Washington D.C. 1954. Briarwood House has new energy when Grace March moves in. Grace has a way of getting the other residents to open up and many of the women have grown to like her. Four years later, detectives are at Briarwood House investigating two murders. Who was responsible and what secrets led up to the deaths of these two people?
When reading The Briar Club, I liked reading about the perspectives of those who lived at Briarwood House. If I had to pick my favorites, I loved Nora and Fliss’s points of view. Nora was in an abusive relationship which caused distance from her family. Nora meets Xavier, a man with ties to organized crime. Xavier kills the man who hurt Nora and goes to prison for it. Nora breaks up with him in prison because she doesn’t want to be associated with him. I loved seeing Nora sticking up for herself. Fliss is a young mom and her husband is overseas at the height of the Korean War. Fliss sees herself as a bad mom because she’s struggling and when her husband brings up in a letter that he wants baby number #2, Fliss is stressed. Reading about Fliss’s struggles with motherhood felt authentic, especially with women in that period. I thought her perspective was genuine and something many would relate to.

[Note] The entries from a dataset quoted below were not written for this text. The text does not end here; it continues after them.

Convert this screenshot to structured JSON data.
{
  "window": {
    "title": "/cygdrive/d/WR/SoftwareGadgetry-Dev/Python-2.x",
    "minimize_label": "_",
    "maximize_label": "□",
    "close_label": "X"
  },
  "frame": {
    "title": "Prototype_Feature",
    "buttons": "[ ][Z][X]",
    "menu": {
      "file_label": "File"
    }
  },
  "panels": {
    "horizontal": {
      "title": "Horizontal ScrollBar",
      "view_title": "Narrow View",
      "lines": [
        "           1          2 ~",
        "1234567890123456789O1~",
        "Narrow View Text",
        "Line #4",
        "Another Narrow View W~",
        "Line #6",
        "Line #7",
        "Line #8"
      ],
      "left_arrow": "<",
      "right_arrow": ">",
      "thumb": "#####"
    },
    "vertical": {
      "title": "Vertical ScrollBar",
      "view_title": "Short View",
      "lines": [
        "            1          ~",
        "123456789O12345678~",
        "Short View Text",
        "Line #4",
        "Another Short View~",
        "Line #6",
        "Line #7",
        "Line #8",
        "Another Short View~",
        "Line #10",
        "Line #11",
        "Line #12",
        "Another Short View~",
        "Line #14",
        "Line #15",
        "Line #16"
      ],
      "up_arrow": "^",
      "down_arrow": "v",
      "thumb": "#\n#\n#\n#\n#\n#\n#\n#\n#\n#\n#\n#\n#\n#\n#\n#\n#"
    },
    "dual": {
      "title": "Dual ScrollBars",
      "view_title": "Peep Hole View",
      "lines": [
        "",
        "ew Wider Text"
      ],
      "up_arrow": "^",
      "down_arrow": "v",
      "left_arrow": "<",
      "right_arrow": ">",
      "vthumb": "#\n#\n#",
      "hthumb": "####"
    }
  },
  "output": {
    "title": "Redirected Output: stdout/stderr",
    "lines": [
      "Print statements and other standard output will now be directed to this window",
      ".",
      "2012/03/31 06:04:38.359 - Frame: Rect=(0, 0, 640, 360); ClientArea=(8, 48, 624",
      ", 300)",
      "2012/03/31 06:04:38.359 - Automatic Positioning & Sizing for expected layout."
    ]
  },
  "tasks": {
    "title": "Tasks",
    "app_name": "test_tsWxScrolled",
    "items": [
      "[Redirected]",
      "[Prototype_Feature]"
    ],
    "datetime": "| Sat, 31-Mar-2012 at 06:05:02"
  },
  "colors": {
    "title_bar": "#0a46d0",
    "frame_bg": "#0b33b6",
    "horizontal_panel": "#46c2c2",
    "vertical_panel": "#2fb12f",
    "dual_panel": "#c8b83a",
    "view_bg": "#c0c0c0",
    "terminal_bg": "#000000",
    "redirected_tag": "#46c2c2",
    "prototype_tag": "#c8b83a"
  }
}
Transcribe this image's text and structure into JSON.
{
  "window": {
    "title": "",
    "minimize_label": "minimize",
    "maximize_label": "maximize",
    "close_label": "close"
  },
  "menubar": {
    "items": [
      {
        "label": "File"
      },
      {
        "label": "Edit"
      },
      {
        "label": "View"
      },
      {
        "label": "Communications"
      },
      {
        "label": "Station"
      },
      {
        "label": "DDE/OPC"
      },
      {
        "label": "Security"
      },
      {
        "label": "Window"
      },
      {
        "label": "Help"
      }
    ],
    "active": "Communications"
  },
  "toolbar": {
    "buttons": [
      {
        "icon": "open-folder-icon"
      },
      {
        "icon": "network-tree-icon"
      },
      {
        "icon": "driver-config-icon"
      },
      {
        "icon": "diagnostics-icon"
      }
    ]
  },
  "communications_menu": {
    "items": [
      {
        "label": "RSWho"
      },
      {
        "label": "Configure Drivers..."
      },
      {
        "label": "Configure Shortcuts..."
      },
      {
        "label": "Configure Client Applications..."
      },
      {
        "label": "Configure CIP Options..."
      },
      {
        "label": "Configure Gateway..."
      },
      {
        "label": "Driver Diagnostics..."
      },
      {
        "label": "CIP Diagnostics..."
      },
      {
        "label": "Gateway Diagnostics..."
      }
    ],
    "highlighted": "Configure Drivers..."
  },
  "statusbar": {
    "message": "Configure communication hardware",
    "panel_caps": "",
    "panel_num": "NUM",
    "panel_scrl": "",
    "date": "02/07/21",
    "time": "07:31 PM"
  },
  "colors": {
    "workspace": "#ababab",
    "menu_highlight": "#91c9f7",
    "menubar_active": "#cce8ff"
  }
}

The twist in this book was interesting. The twist relates to Grace March, the character everyone interacts with. It’s revealed that Grace was a Russian spy who defected when she moved to America. I didn’t expect the book to go in this direction, so I was pleasantly surprised. When this was revealed, I started to think about certain sections and things made sense about how Grace acted. The murders are Grace’s fake American husband who was also a spy and a senator who was in the wrong place at the wrong time. While I think things wrapped up too neatly at the end, I can’t help but be enthralled with Grace’s back story.
While there were things I liked about The Briar Club, I HATED how this book was structured. Each perspective was one long chapter and there were no chapter breaks. I read The Briar Club on my Kindle and seeing my Kindle reminding me that it would take me an hour and a half to read the chapter, oh hell no. Why wouldn’t there be chapter breaks?? It would have been so easy to do. This book isn’t even that long, but it dragged on. I’m not sure if Kate Quinn’s books are like this, but if so, I’m not a fan.
The Briar Club was interesting and I’m glad I read it. For the love of everything, please don’t have long chapters. Long chapters are the worst and are a book pet peeve of mine. I rated The Briar Club three stars on Goodreads.